Некоторое время Клавдия сидела с полуоткрытым ртом. Вид у нее был глупый. Чтобы она не заметила его невольной улыбки, Алексей, кашляя, пошел к форточке.

— Слушайте, Панкратова, — сказал он, — вы про какие издевательства пишете своим друзьям? Мне начальству уже пришлось объяснение давать.

— По двенадцать часов допрашиваете… Воды не даете…

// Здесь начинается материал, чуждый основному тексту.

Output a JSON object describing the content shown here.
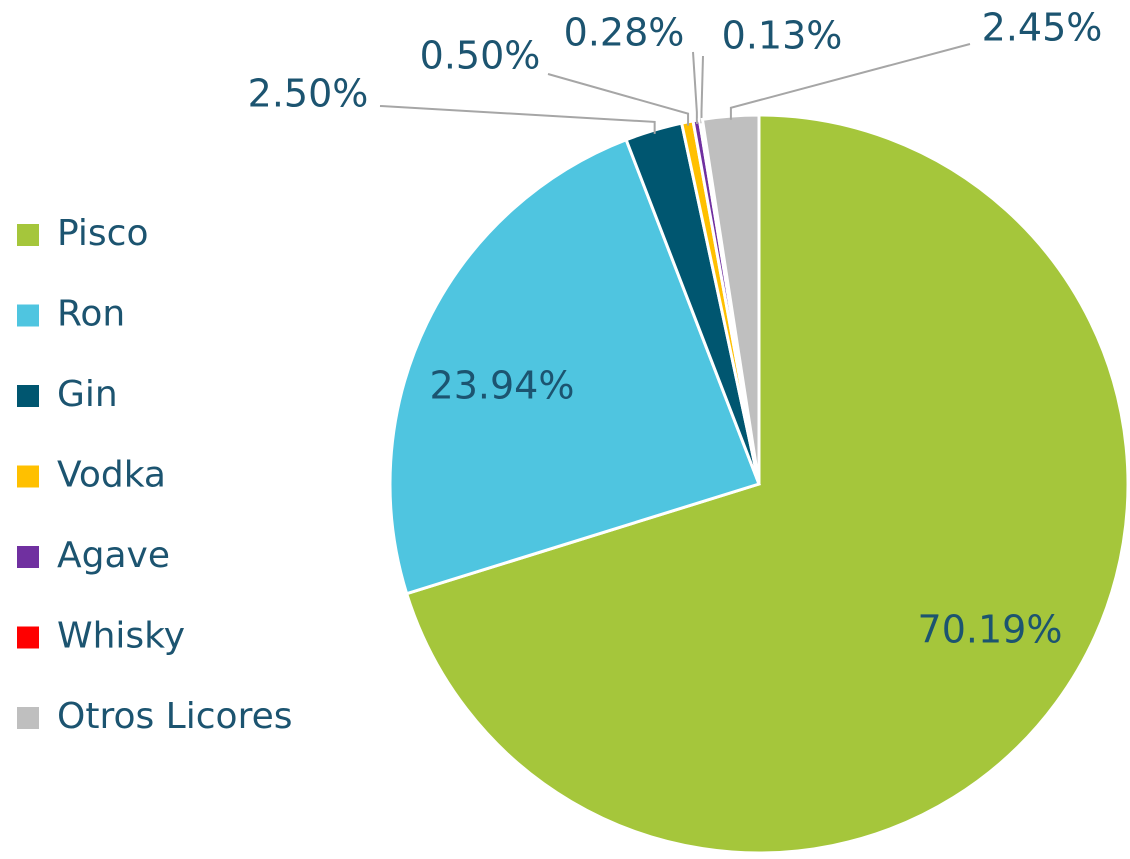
{
  "chart_data": {
    "type": "pie",
    "categories": [
      "Pisco",
      "Ron",
      "Gin",
      "Vodka",
      "Agave",
      "Whisky",
      "Otros Licores"
    ],
    "values": [
      70.19,
      23.94,
      2.5,
      0.5,
      0.28,
      0.13,
      2.45
    ],
    "value_labels": [
      "70.19%",
      "23.94%",
      "2.50%",
      "0.50%",
      "0.28%",
      "0.13%",
      "2.45%"
    ],
    "colors": [
      "#a5c63b",
      "#4fc5e0",
      "#005670",
      "#ffc000",
      "#7030a0",
      "#ff0000",
      "#bfbfbf"
    ],
    "legend": "left"
  }
}
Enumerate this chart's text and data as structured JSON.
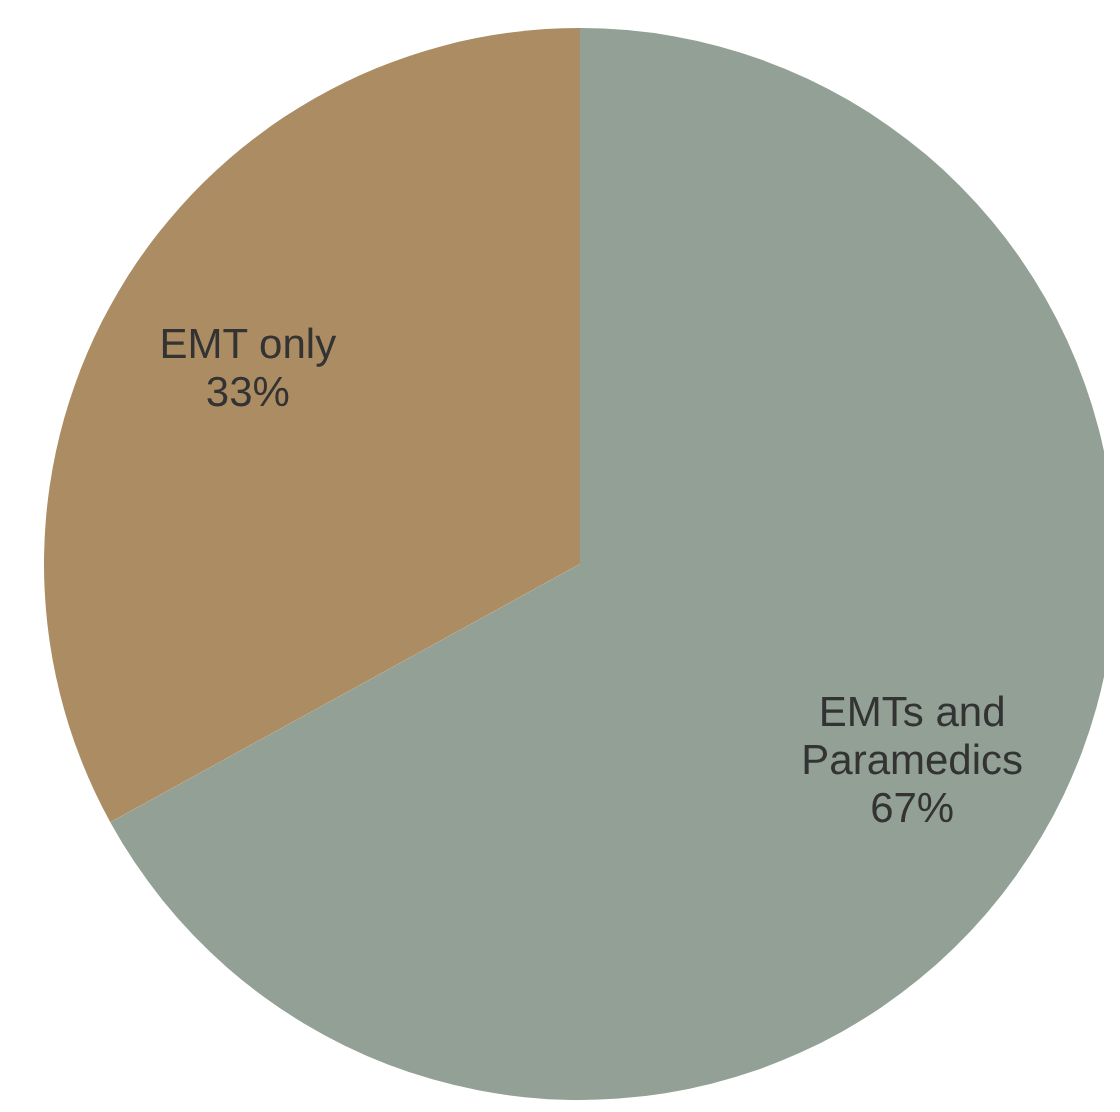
{
  "chart_data": {
    "type": "pie",
    "categories": [
      "EMTs and Paramedics",
      "EMT only"
    ],
    "values": [
      67,
      33
    ],
    "value_labels": [
      "67%",
      "33%"
    ],
    "colors": [
      "#92a096",
      "#ac8c62"
    ]
  }
}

— А кому мне пожаловаться, что приходится вас допрашивать по двенадцать часов? А что это вы сейчас делаете, как не воду пьете, горлышко после бумаги прочищаете? Даже разрешения не попросили, как положено всякому культурному человеку. А ведь вы техникум закончили, в школе когда-то преподавали… Все больше убеждаюсь: вздорный и мелкий вы человек, Клавдия Федоровна. И не по-женски жестокий, к тому же. Чем вам помешал сержант Кашкин, которого вы удавить захотели? Службист, но добрейший человек, сами же заключенные говорят. Не-ет, Клавдия Федоровна, таких, как вы, надо расстреливать. Я даже, честно говоря, не ожидал, что в тылу такие мягкие законы.

— Я-то буду жить, — хрипло сказала Панкратова, — а вот ты, лейтенант, не жилец. На каждый случай форточки рядом не будет.

— Возможно, — сказал Тренков, садясь за стол. — Мне двадцати одного нет, вам — тридцать пять. Пожалуй, я не сумею дожить до ваших лет. Но я, Клавдия Федоровна, должен был уже десять раз помереть. По всем мыслимый и немыслимым законам. А я живу. И работаю. Кстати, благодаря вам я понял, что работа у меня очень ответственная. И потому каждый день для меня праздник. Вы это можете понять?

— Заливайте, заливайте.

— Да я и сам не понимаю, — засмеялся Тренков. — Нынче что-то у меня настроение хорошее. Выздоравливать начинаю, что ли? Слушайте, Клавдия Федоровна, а вы читали Островского «Как закалялась сталь»?

Теперь смеялась Панкратова. Долго и оскорбительно.

— Настроение хорошее, — сказала она, отсмеявшись. — А как же, лейтенант, с таким хорошим настроением поведешь меня расстреливать, а? Не смутишься? Я все же русский человек. Женщина!

— Ты — русская, ты — женщина? — чувствуя, что срывается и не в силах сдержать себя, тихо и гневно переспросил Тренков. — В окружении я собственноручно двух предателей пристрелил — таких же, как ты, русских… А если бы я их не пристрелил, мы бы не вышли из окружения. Так неужели ты думаешь, подстилка бандитская, что сейчас, когда под Сталинградом наши солдаты гибнут тысячами, моя рука дрогнет? Да никогда! В последний раз тебе говорю — назови тех, кому писала. Мне осталось с тобой работать шесть часов. Через шесть часов твои показания я должен положить на стол начальнику окружного отдела Заварзину. А не положу, с меня их спрашивать больше не станут, и с тебя — тоже. Это твой последний шанс, Панкратова. Последний!